Financial dashboards & reports provide at-a-glance status of your business’ financial health and allows key financial executives to make sure that your business’ finances are running smoothly, identify any issues upfront and fix them as quickly as possible.
Financial Dashboards & Reports : Benefits, Examples, KPIs, Metrics
What is a Financial Dashboard?
Financial dashboard is a visual collection and representation of the key financial metrics & KPIs needed to monitor the financial health of your business.
They are useful for CFOs, VPs, Financial managers who need to regularly monitor the financial performance of your business.
Financial dashboards automatically collect, consolidate, analyze and report financial data point from various systems and processes. So it provides a single point of control for your financial team, and helps them make better decisions.
Bonus Read : CTO Dashboards & Reports : Benefits, KPIs & Metrics
What is a Financial Report?
Financial Reports are static versions of Financial dashboards. While financial dashboards are dynamic and show live data, financial reports are a snapshot of financial performance.
Also, they are more summarized than Financial dashboards since they are static in nature.
In most cases, Financial reports are PDF exports of Financial dashboards that are automatically emailed to key stakeholders and decision makers who are busy and can’t regularly check live dashboards.

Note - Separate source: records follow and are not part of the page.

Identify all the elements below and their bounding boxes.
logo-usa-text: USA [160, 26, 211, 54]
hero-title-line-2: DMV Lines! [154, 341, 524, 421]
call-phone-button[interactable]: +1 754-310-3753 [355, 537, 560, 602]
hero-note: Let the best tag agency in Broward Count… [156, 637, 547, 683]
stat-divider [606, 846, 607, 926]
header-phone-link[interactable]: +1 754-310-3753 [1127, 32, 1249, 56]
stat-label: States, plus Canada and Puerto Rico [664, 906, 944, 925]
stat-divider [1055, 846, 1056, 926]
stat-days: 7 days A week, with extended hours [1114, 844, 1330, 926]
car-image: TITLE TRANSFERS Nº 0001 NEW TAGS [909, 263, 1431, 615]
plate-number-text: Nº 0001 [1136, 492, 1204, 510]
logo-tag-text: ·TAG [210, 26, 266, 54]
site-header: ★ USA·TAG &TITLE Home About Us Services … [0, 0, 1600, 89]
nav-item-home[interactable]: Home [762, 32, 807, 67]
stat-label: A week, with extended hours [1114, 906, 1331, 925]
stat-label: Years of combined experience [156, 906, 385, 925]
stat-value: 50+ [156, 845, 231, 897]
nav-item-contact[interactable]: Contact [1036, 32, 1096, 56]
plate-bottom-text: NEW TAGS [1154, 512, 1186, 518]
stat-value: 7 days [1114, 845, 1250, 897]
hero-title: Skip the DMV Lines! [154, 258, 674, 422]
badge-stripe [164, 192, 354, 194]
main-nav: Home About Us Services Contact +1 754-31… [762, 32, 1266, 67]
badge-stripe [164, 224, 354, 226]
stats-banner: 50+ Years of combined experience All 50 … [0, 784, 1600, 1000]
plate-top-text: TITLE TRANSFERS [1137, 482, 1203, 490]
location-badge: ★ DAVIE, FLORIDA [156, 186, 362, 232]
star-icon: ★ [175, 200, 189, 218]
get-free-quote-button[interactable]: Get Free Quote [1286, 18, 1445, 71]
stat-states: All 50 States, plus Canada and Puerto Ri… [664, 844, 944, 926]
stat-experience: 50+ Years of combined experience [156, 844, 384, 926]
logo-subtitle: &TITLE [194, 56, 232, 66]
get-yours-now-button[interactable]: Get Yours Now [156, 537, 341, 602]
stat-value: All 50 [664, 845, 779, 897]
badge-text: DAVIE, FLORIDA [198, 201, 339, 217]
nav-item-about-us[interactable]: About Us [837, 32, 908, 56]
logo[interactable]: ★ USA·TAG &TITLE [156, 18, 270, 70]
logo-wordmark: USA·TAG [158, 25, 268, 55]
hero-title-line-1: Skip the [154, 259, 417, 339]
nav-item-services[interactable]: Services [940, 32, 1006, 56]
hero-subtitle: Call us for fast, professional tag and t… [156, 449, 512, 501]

In some cases, businesses use Financial Reports interchangeably with Financial Dashboards. However, financial dashboards are reviewed often while financial reports and reviewed once in a while.
Bonus Read : How to Create Operational Dashboards
Benefits of Financial Dashboard
Here are the key benefits of financial dashboard. They
- Provide single point of information about business finance
- Collect and report data from diverse data sources
- Simplify and present data visually
- Send automatic alerts in case of issues
- Send automated email reports to key stakeholders
- Provide at-a-glance status of vital finance stats
- Can be accessed anywhere, anytime, on any device
Bonus Read : Top 5 SaaS KPI Metrics You Should Monitor
How to Create Financial Dashboards and Reports
Here are the steps to create Financial dashboards and reports.
1. Understand Your Target Audience
It is important to clearly identify your target audience for your financial dashboards and reports. They may be CFOs, VP Finance, Financial Manager, etc. Different people look for different kinds of information. For example, a CFO will need high-level comprehensive summary about all financial systems and processes. On the other hand, a financial manager may be interested only in the department or project he is in-charge of.
2. Identify Financial KPIs and Metrics
Next, it is important to clearly identify the financial KPIs and metrics to be displayed on your dashboards. Conduct 2-3 meetings with your target audience to understand their business goals & objectives. Find out what metrics they use to measure performance against goals. Also, ask them if there are any additional KPIs they would like start tracking.
Also, understand how they need this information to be delivered (via email, PDF, portal, etc) and how frequently.
3. Design Dashboard Mockup
Use a dashboard software to quickly mock up your dashboard design. Organize your KPIs and metrics in 3 layers. The most important and urgent KPIs at the top, with trends and distributions in the middle, and granular details at the bottom.
Choose the right visualization for each financial metric to avoid confusing your audience. Conduct 2-3 meetings with stakeholders and decision makers to review your dashboard mock up, get sign off and start building your dashboard.
Financial KPIs and Metrics
Here are the key Financial KPIs and Metrics you must track on your Financial dashboards and reports.
1. Gross Profit Margin
Gross Profit Margin measures what percent of revenue is profit.
Gross profit margin = (revenue earned – costs of goods sold) ÷ revenue
2. Net Profit
Net Profit is basically what you are left with after deducting all expenses from your total revenue.
Net Profit = Total Revenue – Total Expenses
3. Net Profit Margin
Net Profit is similar to Gross Profit Margin, and tells you what percent of your revenue, is profit. However, in this case, you need to include all expenses such as fixed costs, overheads, salaries, etc. in addition to cost of goods.
Net profit margin = (total revenue – total expenses) ÷ total revenue
4. Current Ratio
Current Ratio is a very useful metric that allows you to measure the liquidity of your business. It is basically the ratio of your total assets to total liabilities.
Current ratio = current assets ÷ current liabilities
Tracking Current Ratio helps you understand if you will be able to make big investments, and also get a good line of credit.
5. Account Receivables
Account Receivables are all the pending invoices and memos that you have not been paid so far. If your business accumulates too many account receivables then it will face a liquidity crunch. So it is important to keep track of all pending receivables.